The other day, I received a comment from Naperville, Illinois Home Inspector Carol Fisher to a recent post on how long inspectors need to hold on to inspection reports.

Carol, who posed the original question, wrote: “The answer you gave is safe.  Of course I would save my digital reports, but some of us have been out there in the dinosaur era when they weren’t digital. Plus even today I still have paper relative to each report that I still need to keep even if the inspection report is digital. I have 21 years of reports and I would like to get rid of some of them. There must be some limit of liability to this industry or case law that would help in validating a time frame.”

Point taken. I confess that, in responding to Carol’s original question, I hadn’t even considered that the legion of home inspection pioneers who created this industry generated their reports the old-fashioned analog way. I’ll try to rectify that oversight with this post.

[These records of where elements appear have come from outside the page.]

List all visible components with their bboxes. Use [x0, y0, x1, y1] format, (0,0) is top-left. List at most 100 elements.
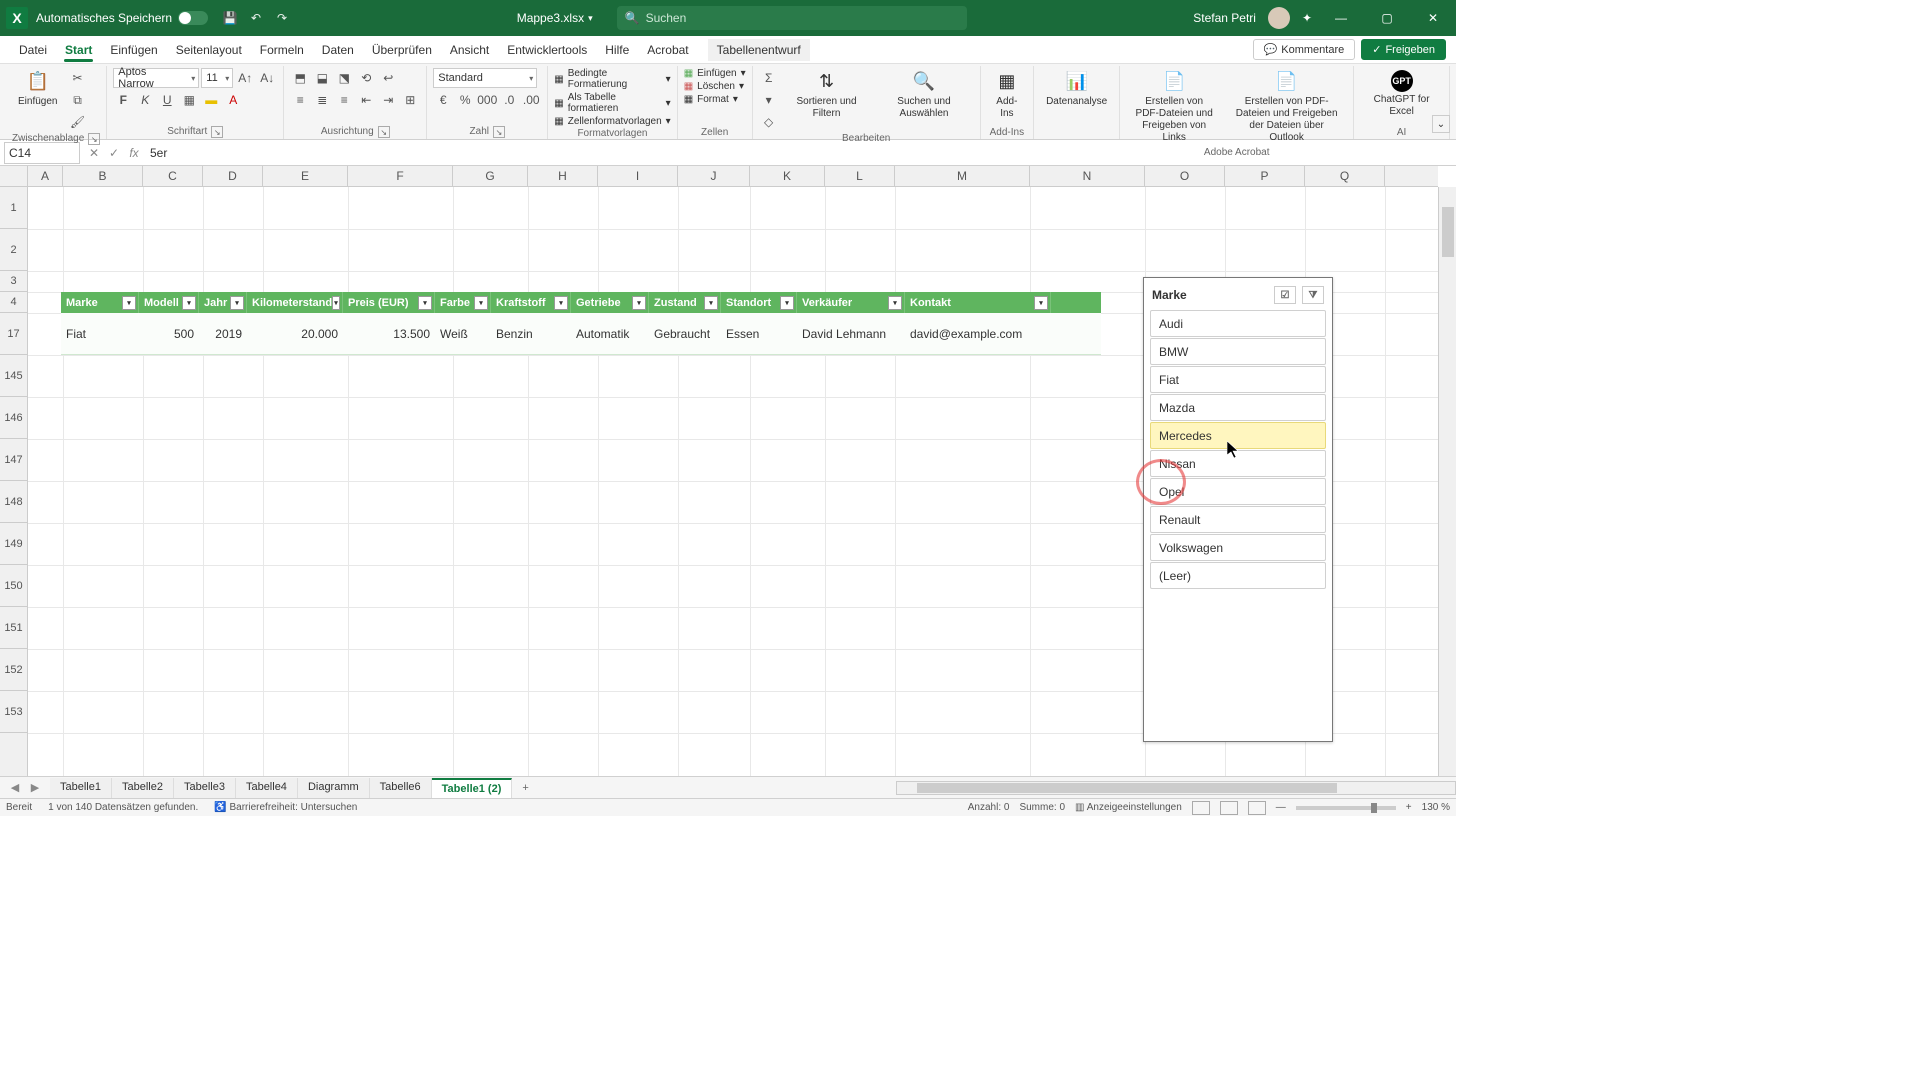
filter-dropdown-icon[interactable]: ▾ [1034, 296, 1048, 310]
table-header[interactable]: Kontakt▾ [905, 292, 1051, 313]
column-header[interactable]: A [28, 166, 63, 186]
table-cell[interactable]: 20.000 [247, 313, 343, 354]
row-header[interactable]: 148 [0, 481, 27, 523]
table-header[interactable]: Kilometerstand▾ [247, 292, 343, 313]
row-header[interactable]: 150 [0, 565, 27, 607]
collapse-ribbon-icon[interactable]: ⌄ [1432, 115, 1450, 133]
slicer-item[interactable]: Fiat [1150, 366, 1326, 393]
column-header[interactable]: C [143, 166, 203, 186]
increase-font-icon[interactable]: A↑ [235, 68, 255, 88]
format-as-table-button[interactable]: ▦Als Tabelle formatieren ▾ [554, 92, 670, 114]
decrease-font-icon[interactable]: A↓ [257, 68, 277, 88]
font-name-combo[interactable]: Aptos Narrow [113, 68, 199, 88]
table-header[interactable]: Standort▾ [721, 292, 797, 313]
multi-select-icon[interactable]: ☑ [1274, 286, 1296, 304]
autosum-icon[interactable]: Σ [759, 68, 779, 88]
delete-cells-button[interactable]: ▦Löschen ▾ [684, 81, 746, 92]
column-header[interactable]: Q [1305, 166, 1385, 186]
slicer-item[interactable]: (Leer) [1150, 562, 1326, 589]
column-header[interactable]: K [750, 166, 825, 186]
save-icon[interactable]: 💾 [222, 10, 238, 26]
vertical-scrollbar[interactable] [1438, 187, 1456, 776]
table-cell[interactable]: Weiß [435, 313, 491, 354]
table-cell[interactable]: Automatik [571, 313, 649, 354]
table-header[interactable]: Jahr▾ [199, 292, 247, 313]
dialog-launcher-icon[interactable]: ↘ [88, 133, 100, 145]
horizontal-scrollbar[interactable] [896, 781, 1456, 795]
bold-icon[interactable]: F [113, 90, 133, 110]
table-header[interactable]: Preis (EUR)▾ [343, 292, 435, 313]
comma-icon[interactable]: 000 [477, 90, 497, 110]
sheet-tab[interactable]: Tabelle1 [50, 778, 112, 798]
tab-einfügen[interactable]: Einfügen [101, 39, 166, 61]
filter-dropdown-icon[interactable]: ▾ [554, 296, 568, 310]
increase-indent-icon[interactable]: ⇥ [378, 90, 398, 110]
zoom-slider[interactable] [1296, 806, 1396, 810]
clear-filter-icon[interactable]: ⧩ [1302, 286, 1324, 304]
share-button[interactable]: ✓ Freigeben [1361, 39, 1446, 60]
italic-icon[interactable]: K [135, 90, 155, 110]
filter-dropdown-icon[interactable]: ▾ [632, 296, 646, 310]
cut-icon[interactable]: ✂ [67, 68, 87, 88]
column-header[interactable]: H [528, 166, 598, 186]
tab-formeln[interactable]: Formeln [251, 39, 313, 61]
slicer-item[interactable]: Nissan [1150, 450, 1326, 477]
sheet-tab[interactable]: Tabelle4 [236, 778, 298, 798]
select-all-corner[interactable] [0, 166, 28, 187]
conditional-formatting-button[interactable]: ▦Bedingte Formatierung ▾ [554, 68, 670, 90]
chatgpt-button[interactable]: GPTChatGPT for Excel [1360, 68, 1443, 120]
align-center-icon[interactable]: ≣ [312, 90, 332, 110]
tab-contextual[interactable]: Tabellenentwurf [708, 39, 810, 61]
table-cell[interactable]: Fiat [61, 313, 139, 354]
add-sheet-button[interactable]: + [512, 779, 538, 797]
sheet-tab[interactable]: Tabelle1 (2) [432, 778, 513, 798]
row-header[interactable]: 152 [0, 649, 27, 691]
username[interactable]: Stefan Petri [1193, 11, 1256, 25]
sheet-tab[interactable]: Diagramm [298, 778, 370, 798]
table-cell[interactable]: Benzin [491, 313, 571, 354]
dialog-launcher-icon[interactable]: ↘ [378, 126, 390, 138]
column-headers[interactable]: ABCDEFGHIJKLMNOPQ [28, 166, 1438, 187]
redo-icon[interactable]: ↷ [274, 10, 290, 26]
filter-dropdown-icon[interactable]: ▾ [704, 296, 718, 310]
enter-formula-icon[interactable]: ✓ [104, 143, 124, 163]
column-header[interactable]: N [1030, 166, 1145, 186]
orientation-icon[interactable]: ⟲ [356, 68, 376, 88]
row-header[interactable]: 146 [0, 397, 27, 439]
filename[interactable]: Mappe3.xlsx ▾ [517, 11, 593, 25]
fill-color-icon[interactable]: ▬ [201, 90, 221, 110]
underline-icon[interactable]: U [157, 90, 177, 110]
row-header[interactable]: 147 [0, 439, 27, 481]
table-cell[interactable]: Gebraucht [649, 313, 721, 354]
row-header[interactable]: 1 [0, 187, 27, 229]
column-header[interactable]: B [63, 166, 143, 186]
table-row[interactable]: Fiat500201920.00013.500WeißBenzinAutomat… [61, 313, 1101, 355]
undo-icon[interactable]: ↶ [248, 10, 264, 26]
table-header[interactable]: Kraftstoff▾ [491, 292, 571, 313]
dialog-launcher-icon[interactable]: ↘ [211, 126, 223, 138]
minimize-icon[interactable]: — [1324, 3, 1358, 33]
row-header[interactable]: 4 [0, 292, 27, 313]
copy-icon[interactable]: ⧉ [67, 90, 87, 110]
row-header[interactable]: 153 [0, 691, 27, 733]
row-headers[interactable]: 123417145146147148149150151152153 [0, 187, 28, 780]
paste-button[interactable]: 📋 Einfügen [12, 68, 63, 110]
tab-entwicklertools[interactable]: Entwicklertools [498, 39, 596, 61]
column-header[interactable]: P [1225, 166, 1305, 186]
font-color-icon[interactable]: A [223, 90, 243, 110]
autosave-toggle[interactable] [178, 11, 208, 25]
column-header[interactable]: I [598, 166, 678, 186]
decrease-indent-icon[interactable]: ⇤ [356, 90, 376, 110]
percent-icon[interactable]: % [455, 90, 475, 110]
clear-icon[interactable]: ◇ [759, 112, 779, 132]
avatar[interactable] [1268, 7, 1290, 29]
table-cell[interactable]: David Lehmann [797, 313, 905, 354]
filter-dropdown-icon[interactable]: ▾ [474, 296, 488, 310]
sheet-tab[interactable]: Tabelle3 [174, 778, 236, 798]
next-sheet-icon[interactable]: ▶ [26, 779, 44, 797]
tab-hilfe[interactable]: Hilfe [596, 39, 638, 61]
merge-icon[interactable]: ⊞ [400, 90, 420, 110]
maximize-icon[interactable]: ▢ [1370, 3, 1404, 33]
filter-dropdown-icon[interactable]: ▾ [182, 296, 196, 310]
column-header[interactable]: E [263, 166, 348, 186]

As I have repeatedly pointed out on this site and in home inspector training seminars, claims that are made against home inspectors almost never have any validity. And the proof of that can generally be found in the inspection report itself. It is the inspection report that is of inestimable help to me in responding to claims on behalf of home inspectors. So hanging on to them for some length of time is a matter of considerable self-interest.

But how long do you really need to keep them?

I recently wrote that sixty percent of all home inspection claims are made within one year of the inspection and ninety percent are made within two years. You can well imagine how valid a claim could possibly be if the issue is not discovered for more than two years.

I also wrote that inspectors should contractually limit to one year the time in which a client can present a claim or be forever barred from doing so, thus avoiding forty percent of all potential claims.

Additionally, the statute of limitations on tort claims in most jurisdictions is two years.

So for the dinosaurs in my readership, you can probably safely jettison analog reports that are older than three years without much to fear.

Digital hipsters, for whom storage space should not be an issue, should follow my original advice and hold them forever.